Mitochondria generate chemical energy the body needs to charge the cells, much as a battery powers a car or any electronic device. If your body is ever depleted of the energy it requires, you will begin to feel drowsy, and you will be more apt to become ill.

In the study conducted at the Yale School of Medicine, it was proven that a spike in blood sugar levels, following a meal or a snack, is controlled by the neuronal mitochondria of your brain. Before this research was completed, it was thought that blood glucose levels were primarily controlled by insulin (the pancreatic hormone), the muscles and liver. Now scientists know the mitochondria located in a small subset of neurons in the brain play a crucial role in systemic glucose control.

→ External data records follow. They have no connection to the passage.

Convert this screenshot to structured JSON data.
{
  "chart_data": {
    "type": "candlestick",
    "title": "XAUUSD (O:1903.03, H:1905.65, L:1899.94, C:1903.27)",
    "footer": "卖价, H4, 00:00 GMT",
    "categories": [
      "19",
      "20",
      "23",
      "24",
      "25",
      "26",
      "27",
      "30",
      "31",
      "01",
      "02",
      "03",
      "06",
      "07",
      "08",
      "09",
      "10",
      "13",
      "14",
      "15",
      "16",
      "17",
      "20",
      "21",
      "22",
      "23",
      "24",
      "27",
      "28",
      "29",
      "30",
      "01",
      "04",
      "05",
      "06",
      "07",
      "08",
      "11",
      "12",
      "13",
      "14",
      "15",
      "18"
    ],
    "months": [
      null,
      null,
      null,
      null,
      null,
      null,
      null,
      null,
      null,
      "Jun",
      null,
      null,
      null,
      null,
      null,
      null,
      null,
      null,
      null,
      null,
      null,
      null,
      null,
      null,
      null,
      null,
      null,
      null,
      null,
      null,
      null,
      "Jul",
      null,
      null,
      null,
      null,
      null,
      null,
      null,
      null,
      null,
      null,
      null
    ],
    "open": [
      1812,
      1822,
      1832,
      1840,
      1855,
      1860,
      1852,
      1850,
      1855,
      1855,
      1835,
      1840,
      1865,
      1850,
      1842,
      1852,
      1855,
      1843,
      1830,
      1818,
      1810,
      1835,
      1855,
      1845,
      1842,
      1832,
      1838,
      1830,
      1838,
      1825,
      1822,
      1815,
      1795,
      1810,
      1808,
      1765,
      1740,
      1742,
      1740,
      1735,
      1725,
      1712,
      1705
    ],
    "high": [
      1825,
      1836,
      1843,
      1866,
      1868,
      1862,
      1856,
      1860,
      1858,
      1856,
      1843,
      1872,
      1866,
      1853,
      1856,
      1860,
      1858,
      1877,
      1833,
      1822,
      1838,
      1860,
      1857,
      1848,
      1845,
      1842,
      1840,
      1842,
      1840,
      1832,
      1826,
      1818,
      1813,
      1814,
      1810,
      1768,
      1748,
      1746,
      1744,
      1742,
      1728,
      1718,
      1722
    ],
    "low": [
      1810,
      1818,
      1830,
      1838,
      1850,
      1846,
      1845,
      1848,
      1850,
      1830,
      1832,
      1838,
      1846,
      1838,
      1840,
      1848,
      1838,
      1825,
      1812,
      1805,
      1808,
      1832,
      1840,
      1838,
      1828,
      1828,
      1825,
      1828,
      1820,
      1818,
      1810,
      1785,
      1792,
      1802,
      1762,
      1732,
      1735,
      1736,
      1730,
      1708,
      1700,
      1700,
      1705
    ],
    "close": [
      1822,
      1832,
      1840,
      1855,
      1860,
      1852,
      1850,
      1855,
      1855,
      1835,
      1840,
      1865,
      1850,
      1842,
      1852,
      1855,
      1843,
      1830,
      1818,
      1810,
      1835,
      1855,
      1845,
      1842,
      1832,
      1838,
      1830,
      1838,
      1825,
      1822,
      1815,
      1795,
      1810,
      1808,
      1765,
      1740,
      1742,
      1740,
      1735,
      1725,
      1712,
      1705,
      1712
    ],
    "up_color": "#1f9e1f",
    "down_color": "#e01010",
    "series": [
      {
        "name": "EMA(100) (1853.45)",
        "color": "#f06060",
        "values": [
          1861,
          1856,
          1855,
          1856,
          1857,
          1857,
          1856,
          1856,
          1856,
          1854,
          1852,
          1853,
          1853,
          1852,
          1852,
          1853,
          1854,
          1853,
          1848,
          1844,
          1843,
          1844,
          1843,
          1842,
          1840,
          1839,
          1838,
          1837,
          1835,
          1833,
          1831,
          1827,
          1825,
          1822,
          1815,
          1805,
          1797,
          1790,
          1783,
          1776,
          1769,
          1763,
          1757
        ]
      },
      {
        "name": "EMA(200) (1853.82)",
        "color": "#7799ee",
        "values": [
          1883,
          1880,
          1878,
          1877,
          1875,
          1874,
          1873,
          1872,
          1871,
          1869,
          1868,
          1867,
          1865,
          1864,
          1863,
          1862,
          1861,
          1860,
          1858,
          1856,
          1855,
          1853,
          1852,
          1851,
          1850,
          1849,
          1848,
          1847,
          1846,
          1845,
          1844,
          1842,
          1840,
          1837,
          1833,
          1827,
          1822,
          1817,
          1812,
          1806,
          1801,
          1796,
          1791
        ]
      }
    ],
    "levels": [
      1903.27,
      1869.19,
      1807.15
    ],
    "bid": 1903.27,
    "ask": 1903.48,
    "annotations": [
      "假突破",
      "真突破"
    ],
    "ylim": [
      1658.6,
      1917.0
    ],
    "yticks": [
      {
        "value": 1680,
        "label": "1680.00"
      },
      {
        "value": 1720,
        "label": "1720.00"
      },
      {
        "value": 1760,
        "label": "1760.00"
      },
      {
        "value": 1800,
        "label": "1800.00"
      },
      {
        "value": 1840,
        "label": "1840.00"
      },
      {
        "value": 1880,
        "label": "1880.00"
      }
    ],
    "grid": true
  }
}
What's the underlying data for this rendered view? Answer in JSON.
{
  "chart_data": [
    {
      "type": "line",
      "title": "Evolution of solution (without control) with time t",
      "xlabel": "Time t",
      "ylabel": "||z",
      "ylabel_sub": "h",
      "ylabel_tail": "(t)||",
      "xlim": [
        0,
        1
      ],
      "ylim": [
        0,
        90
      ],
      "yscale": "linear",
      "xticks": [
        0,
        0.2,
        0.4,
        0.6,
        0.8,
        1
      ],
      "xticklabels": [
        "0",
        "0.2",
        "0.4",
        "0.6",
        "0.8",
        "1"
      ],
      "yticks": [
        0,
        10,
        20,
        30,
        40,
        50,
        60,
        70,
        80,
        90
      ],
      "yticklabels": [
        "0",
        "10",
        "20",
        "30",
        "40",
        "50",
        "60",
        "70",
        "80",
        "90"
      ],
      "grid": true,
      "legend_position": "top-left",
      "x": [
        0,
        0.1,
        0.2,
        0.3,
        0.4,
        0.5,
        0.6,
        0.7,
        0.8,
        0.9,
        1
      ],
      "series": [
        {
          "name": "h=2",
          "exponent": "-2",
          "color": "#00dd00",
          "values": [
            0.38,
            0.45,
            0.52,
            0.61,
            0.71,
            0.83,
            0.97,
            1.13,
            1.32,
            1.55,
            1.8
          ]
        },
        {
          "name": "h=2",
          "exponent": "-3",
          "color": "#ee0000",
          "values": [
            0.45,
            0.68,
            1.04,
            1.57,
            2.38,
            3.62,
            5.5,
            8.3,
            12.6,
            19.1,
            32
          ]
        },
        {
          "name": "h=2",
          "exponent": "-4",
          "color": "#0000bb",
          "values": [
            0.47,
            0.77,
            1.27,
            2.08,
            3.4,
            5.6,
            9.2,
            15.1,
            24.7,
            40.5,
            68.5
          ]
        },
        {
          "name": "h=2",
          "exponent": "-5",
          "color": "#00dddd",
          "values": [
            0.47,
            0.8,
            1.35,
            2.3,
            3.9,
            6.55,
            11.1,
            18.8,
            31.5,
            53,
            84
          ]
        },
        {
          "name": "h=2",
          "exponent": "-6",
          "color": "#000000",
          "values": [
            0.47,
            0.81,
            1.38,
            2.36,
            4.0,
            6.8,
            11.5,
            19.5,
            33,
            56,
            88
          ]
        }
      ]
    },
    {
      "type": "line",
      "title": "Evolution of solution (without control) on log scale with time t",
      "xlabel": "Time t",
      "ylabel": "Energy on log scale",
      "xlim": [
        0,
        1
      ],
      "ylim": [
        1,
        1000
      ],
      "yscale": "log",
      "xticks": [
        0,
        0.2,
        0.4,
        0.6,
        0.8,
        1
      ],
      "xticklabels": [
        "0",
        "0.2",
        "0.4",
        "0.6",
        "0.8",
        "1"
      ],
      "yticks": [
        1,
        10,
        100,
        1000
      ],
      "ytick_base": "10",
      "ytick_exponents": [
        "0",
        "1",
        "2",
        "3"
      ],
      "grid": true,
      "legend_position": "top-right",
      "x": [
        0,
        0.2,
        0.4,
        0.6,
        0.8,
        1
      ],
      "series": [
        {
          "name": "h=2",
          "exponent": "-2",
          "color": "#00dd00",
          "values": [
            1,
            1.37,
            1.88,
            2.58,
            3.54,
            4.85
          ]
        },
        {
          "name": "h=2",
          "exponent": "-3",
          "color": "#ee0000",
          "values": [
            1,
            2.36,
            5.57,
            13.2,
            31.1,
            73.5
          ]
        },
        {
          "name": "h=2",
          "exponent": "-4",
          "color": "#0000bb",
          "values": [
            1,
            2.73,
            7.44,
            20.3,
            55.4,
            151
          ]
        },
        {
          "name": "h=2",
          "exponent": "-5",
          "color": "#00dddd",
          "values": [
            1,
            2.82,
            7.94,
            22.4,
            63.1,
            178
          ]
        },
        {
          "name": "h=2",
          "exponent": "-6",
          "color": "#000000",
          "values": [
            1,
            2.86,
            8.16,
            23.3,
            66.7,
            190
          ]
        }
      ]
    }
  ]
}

Sabrina Diano, senior author of the Yale study, says:

We found that when sugar increases in the body, mitochondria in subsets of brain neurons rapidly change their shape and their function is altered.

The findings imply that alterations in this mechanism may be crucial for the development of metabolic diseases such as type 2 diabetes, in which the body is not able to clear the blood from high levels of sugar that occur after meals.

This is a significant finding, and it is important to understand the “sugar rush” we often experience is very harmful to your brain. This new knowledge affirms it is vital to avoid consuming sugar. Sugar is highly addictive, but it is not a safe substance, beyond the small amount of natural sugars present in fruit and whole grains.